The South Korean private equity fund (PEF) market, which had started at 310 billion won (US$269.5 million) 12 years ago, continued to grow to reach 60.3 trillion won (US$52.4 billion) in the first half of this year.
According to the Financial Supervisory Service (FSS), however, only 41.2 trillion won (US$35.8 billion) out of the total has been actually invested until the end of June, which means about one-third of the total has yet to find an investment destination. In this context, FSS chairman Jin Woong-seop met with major PEF managers in June and asked them to take a bigger role in corporate restructuring so that the floating funds can be smoothly supplied to the domestic capital market. Their response was lukewarm though.
This is because of the difficulty of withdrawal. In 2007, MBK Partners invested 2.2 trillion won (US$1.9 billion) in D’Live, which was C&M at that time, but failed to dispose of the system operator and then lenders recently initiated debt-equity swap and debt restructuring. This has to do with a PEF, by nature, having to sell management rights at a price higher than an acquisition price and within a fixed period of time even if the value of an acquired company drops for adverse business conditions.

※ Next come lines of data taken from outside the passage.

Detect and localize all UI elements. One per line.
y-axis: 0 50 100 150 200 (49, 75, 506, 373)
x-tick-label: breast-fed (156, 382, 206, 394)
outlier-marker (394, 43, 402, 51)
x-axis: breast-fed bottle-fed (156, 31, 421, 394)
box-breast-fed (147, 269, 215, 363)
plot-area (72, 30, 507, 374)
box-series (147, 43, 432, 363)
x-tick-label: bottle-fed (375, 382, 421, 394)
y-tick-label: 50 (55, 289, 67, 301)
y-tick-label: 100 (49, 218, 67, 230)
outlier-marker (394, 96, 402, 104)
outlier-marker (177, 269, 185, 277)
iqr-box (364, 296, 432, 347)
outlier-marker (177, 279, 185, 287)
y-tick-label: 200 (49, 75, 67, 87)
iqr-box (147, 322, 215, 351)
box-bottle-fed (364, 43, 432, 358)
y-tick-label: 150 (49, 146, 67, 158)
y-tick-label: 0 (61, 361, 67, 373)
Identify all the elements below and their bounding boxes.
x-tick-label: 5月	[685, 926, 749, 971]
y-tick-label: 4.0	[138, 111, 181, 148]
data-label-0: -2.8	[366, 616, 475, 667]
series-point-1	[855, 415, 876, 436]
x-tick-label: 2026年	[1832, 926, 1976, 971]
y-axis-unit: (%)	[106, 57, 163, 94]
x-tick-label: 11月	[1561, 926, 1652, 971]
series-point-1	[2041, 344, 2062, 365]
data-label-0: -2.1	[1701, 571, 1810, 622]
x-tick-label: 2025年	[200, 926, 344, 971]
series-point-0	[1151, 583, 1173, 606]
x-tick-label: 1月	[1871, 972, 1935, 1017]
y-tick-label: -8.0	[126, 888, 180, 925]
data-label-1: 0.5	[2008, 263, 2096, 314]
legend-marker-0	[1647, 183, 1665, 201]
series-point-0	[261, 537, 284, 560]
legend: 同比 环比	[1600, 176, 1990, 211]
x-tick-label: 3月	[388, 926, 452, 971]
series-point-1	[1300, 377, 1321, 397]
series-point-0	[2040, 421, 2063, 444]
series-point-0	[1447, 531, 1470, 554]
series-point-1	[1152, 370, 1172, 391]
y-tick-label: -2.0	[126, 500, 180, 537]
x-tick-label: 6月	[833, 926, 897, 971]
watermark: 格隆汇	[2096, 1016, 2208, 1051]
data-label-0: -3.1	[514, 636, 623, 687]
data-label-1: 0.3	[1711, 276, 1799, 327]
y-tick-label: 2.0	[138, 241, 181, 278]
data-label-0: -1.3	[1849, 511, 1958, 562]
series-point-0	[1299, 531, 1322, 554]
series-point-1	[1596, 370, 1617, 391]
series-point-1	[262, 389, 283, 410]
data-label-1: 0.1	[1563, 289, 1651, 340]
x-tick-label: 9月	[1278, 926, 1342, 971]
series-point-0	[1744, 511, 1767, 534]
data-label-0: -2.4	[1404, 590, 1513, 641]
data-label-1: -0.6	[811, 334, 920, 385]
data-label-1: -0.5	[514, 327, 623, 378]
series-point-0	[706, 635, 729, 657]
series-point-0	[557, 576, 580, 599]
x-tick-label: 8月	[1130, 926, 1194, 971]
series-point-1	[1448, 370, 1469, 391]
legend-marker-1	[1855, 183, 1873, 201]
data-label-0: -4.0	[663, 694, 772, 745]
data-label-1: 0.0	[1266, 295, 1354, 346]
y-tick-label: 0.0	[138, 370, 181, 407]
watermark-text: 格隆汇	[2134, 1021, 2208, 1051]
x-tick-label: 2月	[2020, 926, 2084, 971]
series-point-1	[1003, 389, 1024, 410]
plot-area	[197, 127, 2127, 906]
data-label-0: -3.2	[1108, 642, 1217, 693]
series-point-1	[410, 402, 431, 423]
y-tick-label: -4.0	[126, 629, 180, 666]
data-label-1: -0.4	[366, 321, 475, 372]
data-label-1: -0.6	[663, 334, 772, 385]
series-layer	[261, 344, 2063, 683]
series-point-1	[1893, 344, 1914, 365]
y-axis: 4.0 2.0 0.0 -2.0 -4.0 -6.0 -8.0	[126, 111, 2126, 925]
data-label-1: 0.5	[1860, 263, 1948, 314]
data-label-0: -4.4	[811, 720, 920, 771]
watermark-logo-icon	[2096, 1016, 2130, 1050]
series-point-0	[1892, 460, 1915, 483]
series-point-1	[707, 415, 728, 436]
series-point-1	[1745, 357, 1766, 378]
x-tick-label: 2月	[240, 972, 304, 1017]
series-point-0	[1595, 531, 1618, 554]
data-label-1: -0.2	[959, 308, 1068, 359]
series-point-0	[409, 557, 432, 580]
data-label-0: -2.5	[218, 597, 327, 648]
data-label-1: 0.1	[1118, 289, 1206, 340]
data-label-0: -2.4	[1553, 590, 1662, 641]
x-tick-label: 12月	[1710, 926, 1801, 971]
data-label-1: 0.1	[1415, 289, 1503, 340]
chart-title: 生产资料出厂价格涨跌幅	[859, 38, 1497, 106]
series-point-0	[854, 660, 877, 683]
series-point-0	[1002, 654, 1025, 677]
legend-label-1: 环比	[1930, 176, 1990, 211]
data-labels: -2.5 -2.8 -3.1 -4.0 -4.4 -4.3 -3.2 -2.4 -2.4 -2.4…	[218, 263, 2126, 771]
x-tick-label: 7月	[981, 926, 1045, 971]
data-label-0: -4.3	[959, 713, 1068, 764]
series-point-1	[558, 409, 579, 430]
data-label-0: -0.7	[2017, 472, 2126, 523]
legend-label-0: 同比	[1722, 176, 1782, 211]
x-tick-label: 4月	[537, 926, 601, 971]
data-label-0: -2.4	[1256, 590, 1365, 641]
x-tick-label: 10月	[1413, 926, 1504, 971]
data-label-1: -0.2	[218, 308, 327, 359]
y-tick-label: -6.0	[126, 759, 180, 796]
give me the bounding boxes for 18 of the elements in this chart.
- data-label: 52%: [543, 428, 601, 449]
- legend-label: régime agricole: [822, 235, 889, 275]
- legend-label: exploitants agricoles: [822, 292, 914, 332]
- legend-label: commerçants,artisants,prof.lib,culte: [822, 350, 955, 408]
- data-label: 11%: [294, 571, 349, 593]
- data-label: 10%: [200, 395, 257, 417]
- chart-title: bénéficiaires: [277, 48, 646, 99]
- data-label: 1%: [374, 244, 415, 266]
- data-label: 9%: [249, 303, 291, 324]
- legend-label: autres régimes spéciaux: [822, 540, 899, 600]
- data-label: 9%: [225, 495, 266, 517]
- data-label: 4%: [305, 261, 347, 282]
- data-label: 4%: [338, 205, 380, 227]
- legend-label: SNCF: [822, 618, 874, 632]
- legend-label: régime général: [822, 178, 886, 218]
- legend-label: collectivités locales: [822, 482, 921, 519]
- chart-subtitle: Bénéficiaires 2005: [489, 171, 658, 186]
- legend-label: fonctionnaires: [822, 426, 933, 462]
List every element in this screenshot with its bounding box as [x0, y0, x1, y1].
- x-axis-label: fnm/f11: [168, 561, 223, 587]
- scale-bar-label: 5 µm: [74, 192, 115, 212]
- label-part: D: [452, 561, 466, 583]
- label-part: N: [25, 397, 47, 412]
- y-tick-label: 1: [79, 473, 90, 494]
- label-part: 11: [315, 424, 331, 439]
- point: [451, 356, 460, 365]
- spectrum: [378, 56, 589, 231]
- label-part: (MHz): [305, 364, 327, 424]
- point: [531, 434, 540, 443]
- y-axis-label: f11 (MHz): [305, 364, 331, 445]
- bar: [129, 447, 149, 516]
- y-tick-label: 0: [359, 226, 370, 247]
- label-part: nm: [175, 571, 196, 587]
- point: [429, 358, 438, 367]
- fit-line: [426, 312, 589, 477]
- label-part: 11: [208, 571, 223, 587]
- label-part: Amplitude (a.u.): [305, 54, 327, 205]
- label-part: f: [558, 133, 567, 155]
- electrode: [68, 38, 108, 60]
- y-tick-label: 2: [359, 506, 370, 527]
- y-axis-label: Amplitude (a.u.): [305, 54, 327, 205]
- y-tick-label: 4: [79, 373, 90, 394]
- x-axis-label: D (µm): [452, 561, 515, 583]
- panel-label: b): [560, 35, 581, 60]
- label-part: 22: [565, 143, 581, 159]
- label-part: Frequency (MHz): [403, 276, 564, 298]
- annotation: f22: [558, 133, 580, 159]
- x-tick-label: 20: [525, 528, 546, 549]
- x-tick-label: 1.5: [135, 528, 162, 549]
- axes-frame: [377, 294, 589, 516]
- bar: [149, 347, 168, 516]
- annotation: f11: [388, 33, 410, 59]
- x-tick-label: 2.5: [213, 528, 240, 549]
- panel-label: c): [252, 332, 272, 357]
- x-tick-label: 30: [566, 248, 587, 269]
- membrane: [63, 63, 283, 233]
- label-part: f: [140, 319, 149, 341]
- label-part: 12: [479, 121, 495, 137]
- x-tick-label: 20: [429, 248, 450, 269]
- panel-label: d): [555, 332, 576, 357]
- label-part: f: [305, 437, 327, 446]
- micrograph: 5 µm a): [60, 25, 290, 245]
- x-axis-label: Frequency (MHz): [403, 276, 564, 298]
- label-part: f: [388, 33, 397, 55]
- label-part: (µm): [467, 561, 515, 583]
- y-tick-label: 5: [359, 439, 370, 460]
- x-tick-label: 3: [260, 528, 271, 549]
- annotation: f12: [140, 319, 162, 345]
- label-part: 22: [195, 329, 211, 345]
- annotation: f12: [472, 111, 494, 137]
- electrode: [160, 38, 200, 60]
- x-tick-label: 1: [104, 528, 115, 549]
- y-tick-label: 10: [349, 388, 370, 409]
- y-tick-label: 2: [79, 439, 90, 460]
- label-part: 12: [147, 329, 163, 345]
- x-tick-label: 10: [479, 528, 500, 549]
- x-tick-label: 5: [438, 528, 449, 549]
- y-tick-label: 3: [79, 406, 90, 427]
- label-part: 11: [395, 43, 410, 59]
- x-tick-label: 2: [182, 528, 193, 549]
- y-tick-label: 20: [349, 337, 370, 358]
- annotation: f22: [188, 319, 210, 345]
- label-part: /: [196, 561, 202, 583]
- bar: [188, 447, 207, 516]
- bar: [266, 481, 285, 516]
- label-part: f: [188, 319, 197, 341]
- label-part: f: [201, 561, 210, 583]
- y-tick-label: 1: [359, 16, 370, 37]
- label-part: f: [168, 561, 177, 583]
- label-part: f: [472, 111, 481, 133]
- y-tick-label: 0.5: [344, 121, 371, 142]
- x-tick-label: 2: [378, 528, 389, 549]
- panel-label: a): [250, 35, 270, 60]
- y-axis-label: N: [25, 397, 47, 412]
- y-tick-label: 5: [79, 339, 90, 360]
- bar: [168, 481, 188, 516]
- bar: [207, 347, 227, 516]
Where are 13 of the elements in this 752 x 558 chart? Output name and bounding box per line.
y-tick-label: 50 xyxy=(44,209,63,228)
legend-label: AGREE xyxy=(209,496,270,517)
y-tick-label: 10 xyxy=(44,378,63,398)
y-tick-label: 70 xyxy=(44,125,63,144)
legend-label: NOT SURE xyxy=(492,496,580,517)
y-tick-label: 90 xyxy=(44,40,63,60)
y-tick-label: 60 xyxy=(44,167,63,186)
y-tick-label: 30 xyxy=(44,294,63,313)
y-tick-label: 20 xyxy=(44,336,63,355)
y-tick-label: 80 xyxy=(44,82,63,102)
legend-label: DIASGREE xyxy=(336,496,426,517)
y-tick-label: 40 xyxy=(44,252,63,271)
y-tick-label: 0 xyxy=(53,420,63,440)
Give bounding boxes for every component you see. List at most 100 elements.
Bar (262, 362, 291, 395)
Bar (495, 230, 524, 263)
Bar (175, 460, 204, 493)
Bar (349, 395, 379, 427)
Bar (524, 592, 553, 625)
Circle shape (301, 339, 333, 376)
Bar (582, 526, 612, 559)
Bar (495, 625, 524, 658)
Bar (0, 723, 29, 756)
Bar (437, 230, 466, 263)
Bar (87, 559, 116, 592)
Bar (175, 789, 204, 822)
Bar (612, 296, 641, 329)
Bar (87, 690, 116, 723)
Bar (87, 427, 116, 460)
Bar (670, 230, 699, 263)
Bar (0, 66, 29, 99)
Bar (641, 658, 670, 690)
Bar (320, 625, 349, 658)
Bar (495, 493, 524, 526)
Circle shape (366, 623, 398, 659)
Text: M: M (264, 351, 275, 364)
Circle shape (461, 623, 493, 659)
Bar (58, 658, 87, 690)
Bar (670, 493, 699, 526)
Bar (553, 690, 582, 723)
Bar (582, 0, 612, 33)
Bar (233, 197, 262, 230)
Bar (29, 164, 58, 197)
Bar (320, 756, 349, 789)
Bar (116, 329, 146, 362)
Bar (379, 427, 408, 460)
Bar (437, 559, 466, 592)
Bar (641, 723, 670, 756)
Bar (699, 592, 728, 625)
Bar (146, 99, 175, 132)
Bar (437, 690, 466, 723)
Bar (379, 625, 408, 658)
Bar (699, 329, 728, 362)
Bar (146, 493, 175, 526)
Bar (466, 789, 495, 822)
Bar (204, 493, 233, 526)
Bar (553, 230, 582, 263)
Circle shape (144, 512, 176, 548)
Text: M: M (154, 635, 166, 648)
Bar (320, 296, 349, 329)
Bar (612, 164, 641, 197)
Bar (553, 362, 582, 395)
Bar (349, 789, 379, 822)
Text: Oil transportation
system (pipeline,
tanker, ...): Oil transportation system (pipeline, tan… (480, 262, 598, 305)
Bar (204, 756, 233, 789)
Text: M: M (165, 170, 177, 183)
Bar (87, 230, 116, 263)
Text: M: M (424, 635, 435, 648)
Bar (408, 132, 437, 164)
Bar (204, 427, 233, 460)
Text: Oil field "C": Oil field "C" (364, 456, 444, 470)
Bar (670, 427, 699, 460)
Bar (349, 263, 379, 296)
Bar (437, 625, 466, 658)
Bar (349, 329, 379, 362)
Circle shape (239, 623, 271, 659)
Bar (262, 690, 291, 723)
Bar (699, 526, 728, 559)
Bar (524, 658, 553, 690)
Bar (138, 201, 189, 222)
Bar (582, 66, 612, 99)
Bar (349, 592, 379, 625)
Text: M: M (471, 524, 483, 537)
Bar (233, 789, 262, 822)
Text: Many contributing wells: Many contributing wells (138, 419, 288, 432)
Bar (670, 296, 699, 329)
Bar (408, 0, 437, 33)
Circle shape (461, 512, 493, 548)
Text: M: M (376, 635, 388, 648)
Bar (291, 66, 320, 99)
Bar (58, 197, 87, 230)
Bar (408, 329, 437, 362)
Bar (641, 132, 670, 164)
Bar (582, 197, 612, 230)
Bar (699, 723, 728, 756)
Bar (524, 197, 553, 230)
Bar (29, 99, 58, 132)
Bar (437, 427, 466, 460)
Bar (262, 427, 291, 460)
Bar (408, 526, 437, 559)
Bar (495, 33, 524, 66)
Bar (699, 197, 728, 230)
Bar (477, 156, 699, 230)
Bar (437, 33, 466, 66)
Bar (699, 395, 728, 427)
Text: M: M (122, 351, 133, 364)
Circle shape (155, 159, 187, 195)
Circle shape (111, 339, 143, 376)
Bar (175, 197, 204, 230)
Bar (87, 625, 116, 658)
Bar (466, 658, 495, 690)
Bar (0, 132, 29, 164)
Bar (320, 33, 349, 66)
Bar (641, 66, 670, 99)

This is why experts are advocating the necessity of a larger secondary fund market for the partial sale of corporate shares owned by PEFs and investment risk reduction in cooperation with limited partners. At present, SK Securities and Daishin Private Equity are about to have their secondary funds worth a total of 204 billion won (US$177 million) registered with the financial authorities.
The South Korean government is working on the growth of the domestic secondary market as well. For instance, the Korea Growth Investment Corporation is working on a 180 billion-won (US$156 million) secondary fund to be run by two PEF managers based on a 90 billion-won (US$78 million) investment by the corporation. The purpose of this secondary fund is to help investors ensure liquidity before the disposal of a company they invest in.
It is also said that PEF managers need to become better at corporate management instead of concentrating only on fundraising. “South Korean PEF managers have been rather lax in corporate performance improvement and focused heavily on reputation management in most cases,” said Park Yong-rin, head of the Office of Financial Services Industry of the Korea Capital Market Institute, adding, “Now is the time they need to focus more on corporate value maximization by means of professional management organizations similar to those of major foreign PEFs.”